National Audit Office: Privatization of state-owned real estate management has failed
The National Audit Office is of the opinion that the government’s failure to agree on coherent policy has led to badly managed real estate properties, which will cost some 500 million euros to renovate now already. In the 15 years since the establishment of a private company to deal with the state’s real estate, the government had been unable to agree on a common approach.
Auditor General Alar Karis wrote in a statement published on Wednesday that the state property reform had been plagued by problems at every stage since its beginnings. “The problems related to state property have been known for a very long time, but there is still no agreement on how to solve them,” Karis said, commenting on the work of state-owned Riigi Kinnisvara AS as the provider of property services to the state.
According to Karis, it is still unclear how much and what kind of property the state needs for the performance of its functions, and how the renovation of buildings will be financed. The lack of agreement in the government was the reason why the development of the state’s property reform had been uncoordinated, and the understanding and practices of ministries concerning the use of the state’s property were different, Karis said.

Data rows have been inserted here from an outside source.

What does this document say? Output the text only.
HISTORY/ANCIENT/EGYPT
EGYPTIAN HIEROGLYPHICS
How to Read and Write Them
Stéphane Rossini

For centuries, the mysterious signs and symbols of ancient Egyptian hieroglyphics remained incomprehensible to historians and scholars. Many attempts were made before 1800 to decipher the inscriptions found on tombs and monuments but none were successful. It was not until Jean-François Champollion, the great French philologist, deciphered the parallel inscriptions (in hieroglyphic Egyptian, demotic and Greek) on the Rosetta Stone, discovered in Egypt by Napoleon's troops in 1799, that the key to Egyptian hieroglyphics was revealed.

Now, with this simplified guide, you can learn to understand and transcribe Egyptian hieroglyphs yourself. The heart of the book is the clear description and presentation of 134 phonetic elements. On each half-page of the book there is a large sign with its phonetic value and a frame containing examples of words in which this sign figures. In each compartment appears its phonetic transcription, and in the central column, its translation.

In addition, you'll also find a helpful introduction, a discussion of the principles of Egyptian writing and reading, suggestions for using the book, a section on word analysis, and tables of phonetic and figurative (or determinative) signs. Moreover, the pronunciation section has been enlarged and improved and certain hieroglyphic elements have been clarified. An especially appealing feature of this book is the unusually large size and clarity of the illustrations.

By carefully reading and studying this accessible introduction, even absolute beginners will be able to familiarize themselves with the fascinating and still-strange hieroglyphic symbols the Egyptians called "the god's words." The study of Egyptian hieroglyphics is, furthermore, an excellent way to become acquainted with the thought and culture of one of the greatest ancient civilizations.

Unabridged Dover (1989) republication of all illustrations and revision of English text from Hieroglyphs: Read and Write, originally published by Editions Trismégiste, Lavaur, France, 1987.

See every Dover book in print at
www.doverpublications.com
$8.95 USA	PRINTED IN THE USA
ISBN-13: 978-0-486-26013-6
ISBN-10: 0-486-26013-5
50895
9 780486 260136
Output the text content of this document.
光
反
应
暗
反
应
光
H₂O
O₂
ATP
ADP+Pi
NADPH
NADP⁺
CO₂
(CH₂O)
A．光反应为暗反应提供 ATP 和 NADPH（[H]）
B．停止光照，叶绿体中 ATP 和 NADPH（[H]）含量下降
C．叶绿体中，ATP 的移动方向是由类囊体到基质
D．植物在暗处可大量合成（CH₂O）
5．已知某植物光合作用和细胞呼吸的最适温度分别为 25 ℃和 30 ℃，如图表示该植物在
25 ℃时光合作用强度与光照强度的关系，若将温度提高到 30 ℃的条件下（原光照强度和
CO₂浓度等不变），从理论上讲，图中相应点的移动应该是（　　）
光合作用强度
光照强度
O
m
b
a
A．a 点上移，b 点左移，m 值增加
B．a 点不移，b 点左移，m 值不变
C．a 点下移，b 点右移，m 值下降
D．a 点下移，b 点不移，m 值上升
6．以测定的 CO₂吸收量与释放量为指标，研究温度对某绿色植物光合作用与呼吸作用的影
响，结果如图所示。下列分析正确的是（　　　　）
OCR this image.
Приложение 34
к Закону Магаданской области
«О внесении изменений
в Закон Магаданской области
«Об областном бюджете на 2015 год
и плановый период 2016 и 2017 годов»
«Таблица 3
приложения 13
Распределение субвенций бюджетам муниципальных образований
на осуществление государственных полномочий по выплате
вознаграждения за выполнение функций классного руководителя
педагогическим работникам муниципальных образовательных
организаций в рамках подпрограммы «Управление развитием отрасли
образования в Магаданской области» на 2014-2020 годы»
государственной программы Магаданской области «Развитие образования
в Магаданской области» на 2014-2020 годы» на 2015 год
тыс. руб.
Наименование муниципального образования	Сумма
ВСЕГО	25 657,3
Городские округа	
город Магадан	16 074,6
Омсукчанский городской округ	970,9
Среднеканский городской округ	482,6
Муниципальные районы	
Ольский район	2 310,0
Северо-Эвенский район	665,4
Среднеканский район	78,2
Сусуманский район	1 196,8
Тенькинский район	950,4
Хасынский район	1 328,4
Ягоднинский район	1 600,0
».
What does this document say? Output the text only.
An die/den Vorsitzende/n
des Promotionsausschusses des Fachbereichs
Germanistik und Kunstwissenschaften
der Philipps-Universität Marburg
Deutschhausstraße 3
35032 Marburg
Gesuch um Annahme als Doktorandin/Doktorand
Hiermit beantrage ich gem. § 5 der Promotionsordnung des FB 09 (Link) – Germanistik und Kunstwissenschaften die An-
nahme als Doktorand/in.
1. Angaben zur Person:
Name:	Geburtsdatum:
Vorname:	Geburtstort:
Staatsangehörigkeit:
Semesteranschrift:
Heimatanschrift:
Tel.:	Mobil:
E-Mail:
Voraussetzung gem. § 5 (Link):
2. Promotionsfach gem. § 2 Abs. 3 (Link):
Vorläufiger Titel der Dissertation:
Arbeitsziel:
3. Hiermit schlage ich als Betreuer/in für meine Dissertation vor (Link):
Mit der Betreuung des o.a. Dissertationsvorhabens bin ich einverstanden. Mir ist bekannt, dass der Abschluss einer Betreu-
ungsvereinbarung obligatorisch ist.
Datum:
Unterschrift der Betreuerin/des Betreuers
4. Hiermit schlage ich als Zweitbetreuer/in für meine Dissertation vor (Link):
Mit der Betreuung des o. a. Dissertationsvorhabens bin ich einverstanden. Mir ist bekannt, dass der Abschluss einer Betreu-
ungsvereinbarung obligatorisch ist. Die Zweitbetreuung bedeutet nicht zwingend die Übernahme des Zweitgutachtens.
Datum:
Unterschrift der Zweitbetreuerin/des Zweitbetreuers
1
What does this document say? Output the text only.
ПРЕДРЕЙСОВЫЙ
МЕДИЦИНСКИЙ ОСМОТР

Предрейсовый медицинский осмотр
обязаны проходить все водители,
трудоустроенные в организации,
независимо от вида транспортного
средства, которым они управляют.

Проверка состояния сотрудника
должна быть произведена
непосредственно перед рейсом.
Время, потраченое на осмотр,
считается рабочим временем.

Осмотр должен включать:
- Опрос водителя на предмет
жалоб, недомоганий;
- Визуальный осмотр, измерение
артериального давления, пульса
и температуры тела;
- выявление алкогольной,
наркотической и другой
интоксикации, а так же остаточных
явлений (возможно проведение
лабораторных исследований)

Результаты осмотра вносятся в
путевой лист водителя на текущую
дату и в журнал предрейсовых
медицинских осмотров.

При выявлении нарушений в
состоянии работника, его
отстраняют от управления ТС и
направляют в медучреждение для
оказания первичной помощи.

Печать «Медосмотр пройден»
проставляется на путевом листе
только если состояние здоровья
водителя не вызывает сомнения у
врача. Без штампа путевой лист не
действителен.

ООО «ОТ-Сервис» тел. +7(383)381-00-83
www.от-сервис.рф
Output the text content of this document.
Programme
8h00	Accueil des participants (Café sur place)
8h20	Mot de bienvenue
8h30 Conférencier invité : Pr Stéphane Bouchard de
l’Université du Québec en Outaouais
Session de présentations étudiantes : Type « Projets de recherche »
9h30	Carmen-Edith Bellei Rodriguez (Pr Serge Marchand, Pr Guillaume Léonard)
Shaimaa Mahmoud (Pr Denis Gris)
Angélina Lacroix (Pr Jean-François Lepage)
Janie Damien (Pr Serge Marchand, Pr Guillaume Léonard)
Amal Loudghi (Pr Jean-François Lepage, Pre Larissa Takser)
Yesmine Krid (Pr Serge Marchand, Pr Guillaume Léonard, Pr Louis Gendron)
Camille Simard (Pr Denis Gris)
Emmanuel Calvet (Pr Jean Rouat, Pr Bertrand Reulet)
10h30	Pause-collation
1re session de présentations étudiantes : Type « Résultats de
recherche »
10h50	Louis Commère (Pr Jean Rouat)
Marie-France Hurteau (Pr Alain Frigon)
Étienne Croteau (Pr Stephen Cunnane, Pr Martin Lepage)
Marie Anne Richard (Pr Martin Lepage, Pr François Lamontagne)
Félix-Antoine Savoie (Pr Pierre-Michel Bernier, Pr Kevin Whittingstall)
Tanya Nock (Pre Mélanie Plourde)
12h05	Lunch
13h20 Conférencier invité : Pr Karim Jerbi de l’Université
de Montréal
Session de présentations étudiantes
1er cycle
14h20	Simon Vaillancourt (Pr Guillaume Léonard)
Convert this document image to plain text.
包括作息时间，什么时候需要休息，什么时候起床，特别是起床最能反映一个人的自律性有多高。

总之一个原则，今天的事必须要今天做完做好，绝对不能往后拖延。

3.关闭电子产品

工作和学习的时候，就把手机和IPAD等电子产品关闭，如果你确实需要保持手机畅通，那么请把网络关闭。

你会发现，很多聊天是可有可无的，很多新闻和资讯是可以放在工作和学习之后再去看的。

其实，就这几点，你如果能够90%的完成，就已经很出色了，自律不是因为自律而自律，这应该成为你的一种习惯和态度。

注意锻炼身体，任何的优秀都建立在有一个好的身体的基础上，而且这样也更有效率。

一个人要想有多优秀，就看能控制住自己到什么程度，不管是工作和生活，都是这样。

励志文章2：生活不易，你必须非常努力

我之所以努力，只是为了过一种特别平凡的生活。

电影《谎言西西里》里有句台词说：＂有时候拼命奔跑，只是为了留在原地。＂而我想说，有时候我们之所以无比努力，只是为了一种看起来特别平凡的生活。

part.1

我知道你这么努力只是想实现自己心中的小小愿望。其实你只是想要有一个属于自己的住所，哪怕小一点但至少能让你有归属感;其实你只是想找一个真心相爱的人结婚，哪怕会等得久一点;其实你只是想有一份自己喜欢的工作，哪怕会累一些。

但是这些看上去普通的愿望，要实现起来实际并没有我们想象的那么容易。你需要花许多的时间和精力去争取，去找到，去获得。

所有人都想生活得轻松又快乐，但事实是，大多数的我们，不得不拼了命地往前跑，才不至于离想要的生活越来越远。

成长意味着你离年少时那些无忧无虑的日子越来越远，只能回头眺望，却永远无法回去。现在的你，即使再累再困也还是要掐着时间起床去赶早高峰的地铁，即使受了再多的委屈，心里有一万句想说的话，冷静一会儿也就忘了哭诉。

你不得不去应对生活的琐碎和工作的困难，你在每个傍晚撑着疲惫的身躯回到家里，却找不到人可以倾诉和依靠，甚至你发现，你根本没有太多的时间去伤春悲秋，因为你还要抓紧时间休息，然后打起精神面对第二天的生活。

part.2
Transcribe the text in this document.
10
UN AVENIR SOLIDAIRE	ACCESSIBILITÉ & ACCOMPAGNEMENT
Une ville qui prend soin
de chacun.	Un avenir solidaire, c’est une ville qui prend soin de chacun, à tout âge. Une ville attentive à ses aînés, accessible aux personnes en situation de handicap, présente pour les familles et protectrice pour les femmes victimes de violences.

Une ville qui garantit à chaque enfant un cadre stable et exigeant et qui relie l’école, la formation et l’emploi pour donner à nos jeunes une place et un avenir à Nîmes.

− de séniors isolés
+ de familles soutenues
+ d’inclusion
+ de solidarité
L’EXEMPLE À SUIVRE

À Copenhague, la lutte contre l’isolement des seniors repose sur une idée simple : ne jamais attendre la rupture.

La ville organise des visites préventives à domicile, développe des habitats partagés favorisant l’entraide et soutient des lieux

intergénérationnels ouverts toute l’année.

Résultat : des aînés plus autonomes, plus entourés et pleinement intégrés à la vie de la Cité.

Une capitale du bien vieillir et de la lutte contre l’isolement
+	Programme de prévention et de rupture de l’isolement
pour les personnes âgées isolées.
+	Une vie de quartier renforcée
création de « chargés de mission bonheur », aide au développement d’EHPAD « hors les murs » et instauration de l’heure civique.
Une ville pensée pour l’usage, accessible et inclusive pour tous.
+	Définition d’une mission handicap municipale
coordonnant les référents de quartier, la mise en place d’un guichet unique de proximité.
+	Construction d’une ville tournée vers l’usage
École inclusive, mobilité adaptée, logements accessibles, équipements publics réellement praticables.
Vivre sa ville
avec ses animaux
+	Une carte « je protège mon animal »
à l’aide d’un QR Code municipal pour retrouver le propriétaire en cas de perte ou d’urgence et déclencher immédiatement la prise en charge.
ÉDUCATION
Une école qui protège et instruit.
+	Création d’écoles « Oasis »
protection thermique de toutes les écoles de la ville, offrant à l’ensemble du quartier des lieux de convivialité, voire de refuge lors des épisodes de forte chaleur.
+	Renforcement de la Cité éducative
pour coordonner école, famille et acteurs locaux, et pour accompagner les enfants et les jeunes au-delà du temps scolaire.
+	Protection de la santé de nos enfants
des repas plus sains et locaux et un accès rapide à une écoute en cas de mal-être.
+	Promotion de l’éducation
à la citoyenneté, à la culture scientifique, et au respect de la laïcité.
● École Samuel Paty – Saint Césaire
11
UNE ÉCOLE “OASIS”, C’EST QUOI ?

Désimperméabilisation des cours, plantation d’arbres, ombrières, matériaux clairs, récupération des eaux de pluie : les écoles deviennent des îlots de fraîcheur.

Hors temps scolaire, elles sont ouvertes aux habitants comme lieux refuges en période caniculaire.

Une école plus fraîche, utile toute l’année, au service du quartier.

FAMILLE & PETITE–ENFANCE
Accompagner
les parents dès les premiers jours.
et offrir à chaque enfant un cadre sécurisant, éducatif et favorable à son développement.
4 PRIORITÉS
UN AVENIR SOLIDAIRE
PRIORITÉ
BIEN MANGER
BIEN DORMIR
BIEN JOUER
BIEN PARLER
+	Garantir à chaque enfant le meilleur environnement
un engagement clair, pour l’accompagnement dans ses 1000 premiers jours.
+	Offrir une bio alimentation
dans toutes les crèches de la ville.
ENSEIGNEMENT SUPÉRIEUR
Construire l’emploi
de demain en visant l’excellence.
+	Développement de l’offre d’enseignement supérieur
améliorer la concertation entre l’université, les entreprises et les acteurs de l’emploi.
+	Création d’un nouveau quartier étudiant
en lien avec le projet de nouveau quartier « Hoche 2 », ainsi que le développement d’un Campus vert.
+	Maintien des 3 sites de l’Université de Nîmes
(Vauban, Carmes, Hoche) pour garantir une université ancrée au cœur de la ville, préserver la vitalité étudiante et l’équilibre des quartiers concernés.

In 2001 the government initiated the state property reform, the goal of which was to leave only the buildings in state use required for its performance and services, and to have them renovated. A newly founded state-owned public limited company, Riigi Kinnisvara Aktsiaselts (RKAS), was to become the central manager of the state’s property.
The objective of the reform was to have all state agencies transfer almost all their developed property to RKAS by 2003, and lease the premises required for the performance of their functions back from RKAS on market conditions.
One of the main expectations in relation to the reform was to renovate the state's developed property by borrowing money via RKAS, and to do this in such a manner that it would not affect the state’s debt burden or budgetary balance, as RKAS was not established as a part of the government sector. The change was also expected to lead to a more efficient use of the premises, and to more professional property management, which again was to help save money on property maintenance.
According to the National Audit Office, by 2016 the reform had not been completed, and its objectives not achieved. Only around 25% of the premises used by state agencies had been transferred to RKAS.
An assessment of 11 properties revealed that the expected savings had not been achieved either. Property expenses of the audited sites had increased in the according state agency’s budget after it entered into lease agreements with RKAS.
The main reason for this, according to the National Audit Office, was a change of the property financing model. In addition to the expenses paid by the state agencies before, they now had to pay RKAS rent that corresponded to market conditions, as well as a fee for the management of the properties and regular payments for renovation.
The main reason why the state property reform had not achieved its goals in 15 years was the government’s inability to agree on a common property policy that would help choose the most practical property management model. The reform had been undertaken without any coordination, and had been slow and unpredictable, depending on single decisions made by ministries.
The state didn’t have a clear idea what it was spending on its real estate either, the National Audit Office pointed out. While RKAS as a professional property manager had an excellent overview of the property transferred to them, consolidating the data of real estate still in the state’s possession was complicated, and the available information sometimes incomplete.
The National Audit Office advised the government to define and decide how much and what kind of property the state needs for the performance of its functions, and how to finance the renovation of the necessary buildings.
The office also suggested that common goals for the efficient use of premises and buildings for all areas of government should be defined.
According to the most recent consolidated report on the state’s property management, state agencies own 1.6 million hectares of land as well as 2,453 buildings or parts of buildings that have more than 1.5 million square meters of space in total.